Experimental Traffic Orders can be put in at any time. Section 9 of the Road Traffic Regulation Act 1984.

It's not an abuse of power at all, it's specifically within legislation.


It's actually a far better way of doing things than endless rounds of consultations and what ifs and modelling and "well we think x.." and then spending ??? rebuilding an entire junction.

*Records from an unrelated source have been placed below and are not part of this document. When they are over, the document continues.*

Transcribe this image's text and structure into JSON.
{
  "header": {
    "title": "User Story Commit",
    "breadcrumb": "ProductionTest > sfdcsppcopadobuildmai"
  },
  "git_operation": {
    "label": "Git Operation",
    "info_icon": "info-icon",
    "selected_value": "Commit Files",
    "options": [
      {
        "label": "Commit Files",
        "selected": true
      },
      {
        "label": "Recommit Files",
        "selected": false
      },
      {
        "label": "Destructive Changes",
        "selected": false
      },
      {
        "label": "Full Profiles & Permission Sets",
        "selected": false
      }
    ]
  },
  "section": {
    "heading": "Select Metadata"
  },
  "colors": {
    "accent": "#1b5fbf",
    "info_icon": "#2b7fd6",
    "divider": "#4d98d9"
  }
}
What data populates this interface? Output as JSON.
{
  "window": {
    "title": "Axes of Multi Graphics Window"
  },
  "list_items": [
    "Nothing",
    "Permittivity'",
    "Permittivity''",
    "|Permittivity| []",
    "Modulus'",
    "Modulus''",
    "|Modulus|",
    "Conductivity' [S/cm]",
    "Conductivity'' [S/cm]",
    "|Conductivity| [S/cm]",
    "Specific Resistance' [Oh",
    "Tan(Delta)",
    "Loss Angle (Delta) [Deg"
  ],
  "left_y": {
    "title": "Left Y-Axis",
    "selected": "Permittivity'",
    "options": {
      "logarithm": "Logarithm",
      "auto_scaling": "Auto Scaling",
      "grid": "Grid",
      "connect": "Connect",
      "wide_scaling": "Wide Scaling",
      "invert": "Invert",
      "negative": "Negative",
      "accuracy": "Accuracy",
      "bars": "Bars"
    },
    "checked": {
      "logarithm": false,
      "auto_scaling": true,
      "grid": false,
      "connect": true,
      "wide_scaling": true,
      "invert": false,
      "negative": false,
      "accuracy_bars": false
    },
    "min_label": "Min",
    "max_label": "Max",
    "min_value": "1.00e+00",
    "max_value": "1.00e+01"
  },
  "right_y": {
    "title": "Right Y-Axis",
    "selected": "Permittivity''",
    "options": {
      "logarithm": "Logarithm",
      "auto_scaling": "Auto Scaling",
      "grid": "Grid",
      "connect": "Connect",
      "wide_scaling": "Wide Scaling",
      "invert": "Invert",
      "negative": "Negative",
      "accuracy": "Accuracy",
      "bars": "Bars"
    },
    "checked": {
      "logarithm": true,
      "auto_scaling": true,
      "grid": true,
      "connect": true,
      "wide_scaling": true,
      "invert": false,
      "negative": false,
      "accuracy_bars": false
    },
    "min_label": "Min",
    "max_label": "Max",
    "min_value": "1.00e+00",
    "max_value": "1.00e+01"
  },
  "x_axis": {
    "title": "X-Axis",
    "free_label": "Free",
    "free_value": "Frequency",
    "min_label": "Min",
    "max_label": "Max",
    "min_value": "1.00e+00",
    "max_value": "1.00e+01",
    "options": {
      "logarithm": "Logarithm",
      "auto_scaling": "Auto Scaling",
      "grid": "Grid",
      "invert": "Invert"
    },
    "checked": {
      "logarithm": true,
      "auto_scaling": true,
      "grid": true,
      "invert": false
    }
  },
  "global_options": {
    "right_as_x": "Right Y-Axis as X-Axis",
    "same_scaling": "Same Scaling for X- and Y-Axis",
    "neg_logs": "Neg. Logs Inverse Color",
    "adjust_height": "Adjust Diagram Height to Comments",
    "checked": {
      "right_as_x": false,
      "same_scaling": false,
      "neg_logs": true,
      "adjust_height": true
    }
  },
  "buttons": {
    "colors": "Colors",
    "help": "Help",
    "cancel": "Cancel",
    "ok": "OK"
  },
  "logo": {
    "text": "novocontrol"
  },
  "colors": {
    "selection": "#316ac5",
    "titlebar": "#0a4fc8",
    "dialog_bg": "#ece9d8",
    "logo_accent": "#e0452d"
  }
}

Get on and do it, monitor it, decide if it has or hasn't had the desired effect and then either remove it, adjust it or make it permanent. Answers via a mix of consultations and real life "we can see what is happening and why".

heartblock Wrote:

-------------------------------------------------------

> Oh dear Goldilocks... just continued gaslighting

> and we were all getting on so well. Data - made up

> figure and not a 'fact'. On my bit of road there

> is nowhere for the 28% increase to disappear as

> all the other roads are closed- how 28+20%

> (equating to more than 1000 vehicles) and 48% of

> traffic can just 'evaporate' when there is nowhere

> for that traffic to go - surely must give you a

> slight question mark on this made-up data?

>

> It is so sad that I can see the pro-LTN point of

> view, yet disagree and all you can do is gaslight

> my experience and my reading of the data. If a

> table of counts has no data counted in Sept 2019 -

> then no data was collected.

>

> Here is that table again. Pre-implementation Phase

> 1 and Phase 2 - no data collected in EDG central -

> it is very clear isn't it?

>

> Anyway - showing that no data was collected and

> therefore it is nonsense to keep hanging onto the

> only decrease on EDG -an outlier as ALL other data

> for the whole consultation shows increases in

> cars, motorbikes and HGVs is a pointless action by

> me as the Council and you seem dedicated to this

> one statistic generated by a 'guess'.

>

> I'm obviously used to far more rigour and critical

> analysis than both you and Southwark


Oh please. It?s not just the vehicle counts. You?ve also rubbished the peer reviewed, published research looking at the effects of LTNs. You deny the possibility of ?evaporation? even though it?s a well researched, well documented and widely accepted concept. You even tried to impugn the reputation of a well regarded academic researching in this area.


The evidence all reaches broadly the same conclusions. And yet you seem obsessed with Trying to find discrete bits of data that you might be able to find flaw with, whilst at the same time completely ignoring (or rather deliberately avoiding any acknowledgement of) the overwhelming direction of a significant body of evidence.


Answer me this- If a wide body of evidence all suggests that LTNs are reducing traffic and increasing active travel, why would you conclude the opposite is true? You talk of rigour, but are so obviously falling into the trap of confirmation bias it?s painful to watch. Especially from someone who talks so much about how rational and rigorous they are.